Kaplan will speak to a business group in Houston on Thursday afternoon.

At the moment, the market thinks a December rate hike is largely a done deal, putting the odds of a quarter-percentage point hike at 92% according to the CME FedWatch Tool.

Fed watchers will also be listening closely to the three voters on the 2018 FOMC: Raphael Bostic, the new president of the Atlanta Fed, Loretta Mester of the Cleveland Fed and John Williams of the San Francisco Fed.

At the moment, the Fed has penciled in three more rate hikes in 2018.

Mester and Williams have been more eager to raise interest rates and probably are in the camp for four hikes in 2018, said Michael Feroli, chief U.S. economist at J.P. Morgan. Bostic took office in June and his views are not well known, he added.

Bostic is speaking Tuesday at a business lunch in Montgomery, Alabama at 1:05 p.m. Eastern. Mester is addressing a conference at the Cato Institute, the libertarian think-tank, at 9:10 a.m. Eastern.

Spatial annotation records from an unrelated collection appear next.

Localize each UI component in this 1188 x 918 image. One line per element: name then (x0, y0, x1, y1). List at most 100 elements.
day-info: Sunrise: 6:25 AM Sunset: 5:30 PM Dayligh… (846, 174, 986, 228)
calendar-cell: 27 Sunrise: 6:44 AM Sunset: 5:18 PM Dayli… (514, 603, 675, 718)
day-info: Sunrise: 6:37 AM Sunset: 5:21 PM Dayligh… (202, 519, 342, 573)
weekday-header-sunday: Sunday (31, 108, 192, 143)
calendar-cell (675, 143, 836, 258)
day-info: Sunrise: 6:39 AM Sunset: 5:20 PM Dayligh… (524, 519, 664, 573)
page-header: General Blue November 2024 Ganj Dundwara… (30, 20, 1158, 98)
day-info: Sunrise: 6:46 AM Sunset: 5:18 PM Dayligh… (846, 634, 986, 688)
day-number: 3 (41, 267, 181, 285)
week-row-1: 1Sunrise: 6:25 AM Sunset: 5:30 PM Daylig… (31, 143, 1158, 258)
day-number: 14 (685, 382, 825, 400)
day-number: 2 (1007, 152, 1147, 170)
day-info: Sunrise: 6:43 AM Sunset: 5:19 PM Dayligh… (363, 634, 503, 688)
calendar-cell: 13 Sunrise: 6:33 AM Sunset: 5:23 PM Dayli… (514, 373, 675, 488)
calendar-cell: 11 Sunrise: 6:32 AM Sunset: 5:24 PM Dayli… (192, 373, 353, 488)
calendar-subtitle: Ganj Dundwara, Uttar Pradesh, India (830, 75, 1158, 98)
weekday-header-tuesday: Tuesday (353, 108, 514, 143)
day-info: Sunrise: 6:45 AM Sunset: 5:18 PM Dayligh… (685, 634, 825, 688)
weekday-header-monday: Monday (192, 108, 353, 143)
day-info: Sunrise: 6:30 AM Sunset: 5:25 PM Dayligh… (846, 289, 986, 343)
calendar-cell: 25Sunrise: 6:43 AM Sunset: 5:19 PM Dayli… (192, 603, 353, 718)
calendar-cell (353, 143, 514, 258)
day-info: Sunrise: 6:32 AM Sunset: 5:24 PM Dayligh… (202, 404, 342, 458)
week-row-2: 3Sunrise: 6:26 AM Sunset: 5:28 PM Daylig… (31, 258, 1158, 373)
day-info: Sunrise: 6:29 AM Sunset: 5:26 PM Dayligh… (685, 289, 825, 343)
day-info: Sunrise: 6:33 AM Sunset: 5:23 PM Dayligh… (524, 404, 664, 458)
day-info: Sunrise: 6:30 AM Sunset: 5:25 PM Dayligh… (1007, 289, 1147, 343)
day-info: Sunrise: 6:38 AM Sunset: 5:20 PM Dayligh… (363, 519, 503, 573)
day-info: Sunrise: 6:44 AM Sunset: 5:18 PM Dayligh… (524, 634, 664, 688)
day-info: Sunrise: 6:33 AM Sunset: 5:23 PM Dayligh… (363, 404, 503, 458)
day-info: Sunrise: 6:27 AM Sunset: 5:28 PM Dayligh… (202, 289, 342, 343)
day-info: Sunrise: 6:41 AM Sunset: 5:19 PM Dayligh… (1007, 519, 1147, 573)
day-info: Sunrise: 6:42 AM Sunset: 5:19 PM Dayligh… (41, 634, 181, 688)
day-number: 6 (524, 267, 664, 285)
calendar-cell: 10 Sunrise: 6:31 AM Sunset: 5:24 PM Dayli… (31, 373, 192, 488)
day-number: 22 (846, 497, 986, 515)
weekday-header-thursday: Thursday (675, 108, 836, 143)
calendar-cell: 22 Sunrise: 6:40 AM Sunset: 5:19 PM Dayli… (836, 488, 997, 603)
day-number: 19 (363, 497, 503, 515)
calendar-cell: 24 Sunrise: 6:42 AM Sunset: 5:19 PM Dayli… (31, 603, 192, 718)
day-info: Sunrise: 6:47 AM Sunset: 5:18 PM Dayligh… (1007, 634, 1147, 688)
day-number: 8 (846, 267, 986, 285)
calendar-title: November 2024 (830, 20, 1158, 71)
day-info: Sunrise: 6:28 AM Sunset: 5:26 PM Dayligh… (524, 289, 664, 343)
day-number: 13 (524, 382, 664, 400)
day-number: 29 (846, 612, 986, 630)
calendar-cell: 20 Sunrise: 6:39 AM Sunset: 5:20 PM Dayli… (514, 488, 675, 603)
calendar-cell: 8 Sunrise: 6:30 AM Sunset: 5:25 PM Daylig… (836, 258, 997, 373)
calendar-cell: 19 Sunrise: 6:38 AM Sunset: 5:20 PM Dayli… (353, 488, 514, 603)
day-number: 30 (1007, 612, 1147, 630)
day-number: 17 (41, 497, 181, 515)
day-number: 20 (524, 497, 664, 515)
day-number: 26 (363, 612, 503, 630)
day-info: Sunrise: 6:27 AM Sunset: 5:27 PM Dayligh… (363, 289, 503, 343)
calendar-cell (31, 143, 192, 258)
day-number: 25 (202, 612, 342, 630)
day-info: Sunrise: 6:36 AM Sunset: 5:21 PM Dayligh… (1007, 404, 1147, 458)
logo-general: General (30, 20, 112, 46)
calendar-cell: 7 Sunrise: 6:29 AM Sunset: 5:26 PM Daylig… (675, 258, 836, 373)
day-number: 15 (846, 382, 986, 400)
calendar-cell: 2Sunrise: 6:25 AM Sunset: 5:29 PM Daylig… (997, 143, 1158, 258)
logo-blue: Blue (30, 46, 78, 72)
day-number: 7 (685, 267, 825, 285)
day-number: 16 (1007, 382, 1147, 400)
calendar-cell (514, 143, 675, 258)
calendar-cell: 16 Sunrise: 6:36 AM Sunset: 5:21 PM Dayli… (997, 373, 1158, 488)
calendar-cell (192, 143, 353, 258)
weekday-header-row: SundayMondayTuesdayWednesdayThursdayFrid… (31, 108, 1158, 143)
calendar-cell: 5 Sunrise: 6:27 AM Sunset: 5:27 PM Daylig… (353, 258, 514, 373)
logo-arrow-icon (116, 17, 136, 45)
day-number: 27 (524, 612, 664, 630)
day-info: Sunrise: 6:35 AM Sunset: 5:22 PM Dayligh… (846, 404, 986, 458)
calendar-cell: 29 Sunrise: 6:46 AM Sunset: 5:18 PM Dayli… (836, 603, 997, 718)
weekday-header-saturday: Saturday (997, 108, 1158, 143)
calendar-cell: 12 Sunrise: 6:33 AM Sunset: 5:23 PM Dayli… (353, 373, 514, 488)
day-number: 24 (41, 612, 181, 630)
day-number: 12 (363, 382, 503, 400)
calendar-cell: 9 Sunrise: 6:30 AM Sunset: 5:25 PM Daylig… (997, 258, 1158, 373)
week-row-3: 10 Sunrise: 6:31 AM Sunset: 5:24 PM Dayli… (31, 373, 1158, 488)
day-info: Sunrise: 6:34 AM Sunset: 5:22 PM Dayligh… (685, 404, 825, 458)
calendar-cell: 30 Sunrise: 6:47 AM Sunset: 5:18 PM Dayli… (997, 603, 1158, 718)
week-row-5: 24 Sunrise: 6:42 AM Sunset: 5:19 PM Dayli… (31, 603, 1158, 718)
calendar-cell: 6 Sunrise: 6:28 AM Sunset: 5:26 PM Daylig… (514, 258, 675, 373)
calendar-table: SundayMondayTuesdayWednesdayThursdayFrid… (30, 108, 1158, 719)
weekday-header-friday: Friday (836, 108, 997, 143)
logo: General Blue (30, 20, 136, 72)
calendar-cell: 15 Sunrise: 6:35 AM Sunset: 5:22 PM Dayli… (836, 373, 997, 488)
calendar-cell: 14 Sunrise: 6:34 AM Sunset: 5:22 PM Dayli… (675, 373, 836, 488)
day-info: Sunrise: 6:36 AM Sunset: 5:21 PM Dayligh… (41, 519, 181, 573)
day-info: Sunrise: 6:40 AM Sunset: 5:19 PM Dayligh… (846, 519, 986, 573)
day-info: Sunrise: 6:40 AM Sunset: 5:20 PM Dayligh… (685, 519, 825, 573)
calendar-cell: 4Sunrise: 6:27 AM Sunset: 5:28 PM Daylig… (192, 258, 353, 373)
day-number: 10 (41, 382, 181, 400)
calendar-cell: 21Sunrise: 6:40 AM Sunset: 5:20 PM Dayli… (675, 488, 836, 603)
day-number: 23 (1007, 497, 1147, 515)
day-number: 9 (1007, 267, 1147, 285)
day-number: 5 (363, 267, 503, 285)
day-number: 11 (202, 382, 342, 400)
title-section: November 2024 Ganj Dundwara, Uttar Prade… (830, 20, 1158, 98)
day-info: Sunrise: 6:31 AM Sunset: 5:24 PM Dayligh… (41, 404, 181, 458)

Williams is giving the keynote address at his regional bank’s Asia economic policy conference on Thursday at 3 p.m. Eastern and will meet with reporters later in the afternoon.

Yellen will kick things off early on Tuesday with a rare joint appearance with the heads of the other major central banks in Frankfurt at 5 a.m. Eastern.

Also participating will be ECB president Mario Draghi, Bank of England governor Mark Carney and Bank of Japan Governor Haruhiko Kuroda.